In the case at bar the only allegations touching the defendant are that, at a stated time a few days prior to the commencement of this action, the plaintiff demanded possession of said property from the defendant, and that defendant has failed, refused, and neglected to deliver the same to the plaintiff; “that plaintiff is damaged by the unlawful holding of said property in the sum of twenty-five dollars for each and every day the same has been withheld since said seventeenth day of January,” etc. The answer of the defendant was equally noncommittal and silent on the subject of defendant’s possession of the truck, but denied the allegations above noted. The findings of fact affirm the demand by plaintiff, the failure and refusal of defendant to deliver the property to plaintiff, and declare that the plaintiff is damaged in a stated sum by the detention' of said truck. In the “conclusions of law” it was further stated that the defendant “withholds possession thereof unlawfully from said plaintiff.”

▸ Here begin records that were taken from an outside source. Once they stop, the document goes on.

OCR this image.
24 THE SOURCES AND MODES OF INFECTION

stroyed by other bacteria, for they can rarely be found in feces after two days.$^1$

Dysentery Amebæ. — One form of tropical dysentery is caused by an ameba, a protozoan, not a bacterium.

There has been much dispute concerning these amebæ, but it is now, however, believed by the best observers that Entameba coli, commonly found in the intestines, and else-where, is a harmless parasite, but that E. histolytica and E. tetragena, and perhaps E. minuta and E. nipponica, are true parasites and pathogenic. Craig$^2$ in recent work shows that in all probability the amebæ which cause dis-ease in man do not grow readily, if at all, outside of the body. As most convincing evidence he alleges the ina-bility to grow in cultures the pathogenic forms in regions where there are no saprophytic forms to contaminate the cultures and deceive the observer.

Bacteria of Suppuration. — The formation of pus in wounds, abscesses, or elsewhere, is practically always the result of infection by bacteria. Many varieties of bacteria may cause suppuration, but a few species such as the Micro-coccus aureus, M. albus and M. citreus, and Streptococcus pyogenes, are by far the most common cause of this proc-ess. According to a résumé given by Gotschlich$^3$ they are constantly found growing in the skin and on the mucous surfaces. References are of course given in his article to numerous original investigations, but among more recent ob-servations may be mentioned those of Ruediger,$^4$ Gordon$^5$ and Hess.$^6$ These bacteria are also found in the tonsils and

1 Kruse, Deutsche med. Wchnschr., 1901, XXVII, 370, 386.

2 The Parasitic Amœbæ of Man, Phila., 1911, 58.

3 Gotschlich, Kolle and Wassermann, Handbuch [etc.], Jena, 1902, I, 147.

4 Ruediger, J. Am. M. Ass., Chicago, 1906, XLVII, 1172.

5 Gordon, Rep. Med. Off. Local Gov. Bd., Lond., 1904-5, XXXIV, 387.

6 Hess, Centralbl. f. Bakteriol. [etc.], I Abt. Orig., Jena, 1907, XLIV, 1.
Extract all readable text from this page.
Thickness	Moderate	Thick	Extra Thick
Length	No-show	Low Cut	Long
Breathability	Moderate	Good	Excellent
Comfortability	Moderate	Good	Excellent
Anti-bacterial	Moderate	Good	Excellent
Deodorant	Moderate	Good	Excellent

If the complaint does not wholly fail to touch upon the subject of possession of the property by defendant at the commencement of the action, it must at any rate be admitted that the implication of such possession is very defectively conveyed. Respondent contends, however, that since no demurrer was filed in the case, and since the court made findings as above stated, and it is not made to appear that any question was raised in the court below concerning the sufficiency of the complaint, that this court must now assume, in favor of the findings and judgment, that the fact of defendant’s possession of the truck at the commencement of the action was, at the trial, treated as a fact within the issues and properly to be determined by the court. On this ground we think that the judgment should be sustained. In Slaughter v. Goldberg, Bowen & Co., 26 Cal. App. 318, 324 et seq., [147 Pac. 90], this subject is fully discussed. There it was conceded that the complaint failed to show a certain fact without which the action would not lie; nevertheless it appeared that the case had been tried and determined upon the theory that the issue was presented in the case. The court held that a defendant should not be permitted to stand by and, without objection, allow an issue to be tried as though properly presented by the pleadings, and on appeal escape the consequences by claiming that the complaint failed to present such issue, The difference between that ease and this is that there the facts as to the conduct of the trial and the manner in which the evidence was received were before the court of appeal, whereas in the present case we have only the judgment-roll. But in Gervaise v. Brookins, 156 Cal. 110, [103 Pac. 332], the. supreme court, upon a consideration of the pleadings and findings alone, determined that it appeared with reasonable certainty that the case was tried upon the theory that the answer put in issue the value of certain property, although technically that issue had not been properly presented by the pleadings. That being so, the court denied to the appellant the right to have the point considered that there was no such issue. The case of Illinois T. & S. Bank v. Pacific Ry. Co., 115 Cal. 297, [47 Pac. 60], was cited wherein “the presence in the record of a finding of fact which it was claimed was not in issue, was considered a sufficient showing that the cause was tried upon the theory that the fact was in issue.”

The judgment is affirmed.

Shaw, J., and James, J., concurred.

A petition for a rehearing of this cause was denied by the district court of appeal on June 19, 1920, and a petition to have the cause heard in the supreme court, after judgment in the district court of appeal, was denied by the supreme court on July 19, 1920.

All the Justices concurred, except Wilbur, J., and Lennon, J., who were absent.